Why Git for AI Memory?

Traditional memory systems for AI agents often rely on databases, vector stores, or graph structures. These work well for certain scales but can become bloated or inefficient when dealing with long-term, evolving personal knowledge. DiffMem takes a different path by leveraging Git's strengths:
  • Current-State Focus: Memory files store only the "now" view of information (e.g., current relationships, facts, or timelines). This reduces the surface area for queries and searches, making operations faster and more token-efficient in LLM contexts. Historical states are not loaded by default—they live in Git's history, accessible on-demand.

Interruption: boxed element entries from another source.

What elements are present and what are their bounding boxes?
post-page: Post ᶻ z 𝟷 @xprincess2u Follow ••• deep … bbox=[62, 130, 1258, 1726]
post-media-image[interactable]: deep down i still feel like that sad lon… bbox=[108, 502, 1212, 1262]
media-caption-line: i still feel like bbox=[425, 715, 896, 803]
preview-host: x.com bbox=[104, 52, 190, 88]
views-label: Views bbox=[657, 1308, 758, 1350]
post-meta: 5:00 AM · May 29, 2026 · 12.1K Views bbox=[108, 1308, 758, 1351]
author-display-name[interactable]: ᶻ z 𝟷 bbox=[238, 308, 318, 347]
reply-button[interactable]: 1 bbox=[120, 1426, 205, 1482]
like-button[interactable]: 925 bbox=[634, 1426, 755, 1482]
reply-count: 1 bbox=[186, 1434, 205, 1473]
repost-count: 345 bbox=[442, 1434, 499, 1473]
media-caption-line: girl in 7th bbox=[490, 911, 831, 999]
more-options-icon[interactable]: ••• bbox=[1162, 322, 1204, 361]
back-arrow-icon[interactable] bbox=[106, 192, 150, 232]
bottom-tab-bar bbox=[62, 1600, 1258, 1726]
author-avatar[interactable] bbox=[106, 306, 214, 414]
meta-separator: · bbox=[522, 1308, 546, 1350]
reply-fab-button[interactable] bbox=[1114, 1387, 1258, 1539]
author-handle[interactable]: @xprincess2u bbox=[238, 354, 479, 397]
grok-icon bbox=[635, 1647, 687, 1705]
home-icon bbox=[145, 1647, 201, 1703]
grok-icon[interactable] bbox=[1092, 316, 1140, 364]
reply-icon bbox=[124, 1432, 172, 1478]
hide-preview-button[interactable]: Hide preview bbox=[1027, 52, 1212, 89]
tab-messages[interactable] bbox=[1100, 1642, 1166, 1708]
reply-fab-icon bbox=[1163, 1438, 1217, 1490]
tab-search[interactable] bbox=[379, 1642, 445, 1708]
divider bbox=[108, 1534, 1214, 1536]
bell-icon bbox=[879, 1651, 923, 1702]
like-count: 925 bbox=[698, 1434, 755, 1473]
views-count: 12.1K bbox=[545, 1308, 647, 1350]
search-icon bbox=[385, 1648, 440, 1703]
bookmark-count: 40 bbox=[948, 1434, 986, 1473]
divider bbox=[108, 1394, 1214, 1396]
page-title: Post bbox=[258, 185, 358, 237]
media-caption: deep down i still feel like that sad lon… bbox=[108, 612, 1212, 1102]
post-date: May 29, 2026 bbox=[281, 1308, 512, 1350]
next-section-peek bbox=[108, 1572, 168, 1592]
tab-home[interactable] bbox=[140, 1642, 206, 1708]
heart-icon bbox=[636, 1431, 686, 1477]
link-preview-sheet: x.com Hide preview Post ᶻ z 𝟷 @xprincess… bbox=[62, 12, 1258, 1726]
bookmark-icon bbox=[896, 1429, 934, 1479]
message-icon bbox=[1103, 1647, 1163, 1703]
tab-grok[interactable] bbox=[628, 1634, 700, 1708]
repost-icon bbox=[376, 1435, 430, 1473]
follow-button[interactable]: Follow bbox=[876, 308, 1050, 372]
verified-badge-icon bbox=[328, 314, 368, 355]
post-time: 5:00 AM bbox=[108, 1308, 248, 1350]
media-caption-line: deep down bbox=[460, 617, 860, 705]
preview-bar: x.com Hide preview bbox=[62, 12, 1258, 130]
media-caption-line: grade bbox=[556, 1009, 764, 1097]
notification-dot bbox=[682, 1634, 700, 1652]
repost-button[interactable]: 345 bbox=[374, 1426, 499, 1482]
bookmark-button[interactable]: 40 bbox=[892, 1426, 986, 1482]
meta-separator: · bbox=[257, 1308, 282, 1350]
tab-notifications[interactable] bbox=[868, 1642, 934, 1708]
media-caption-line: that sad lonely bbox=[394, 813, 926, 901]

  • Differential Intelligence: Git diffs and logs provide a natural way to track how memories evolve. Agents can ask "How has this fact changed over time?" without scanning entire histories, pulling only relevant commits. This mirrors how human memory reconstructs events from cues, not full replays.
  • Durability and Portability: Plaintext Markdown ensures memories are human-readable and tool-agnostic. Git's distributed nature means your data is backup-friendly and not locked into proprietary formats.
  • Efficiency for Agents: By separating "surface" (current files) from "depth" (git history), agents can be selective—load the now for quick responses, dive into diffs for analytical tasks. This keeps context windows lean while enabling rich temporal reasoning.
This approach shines for long-horizon AI systems where memories accumulate over years: it scales without sprawl, maintains auditability, and allows "smart forgetting" through pruning while preserving reconstructability.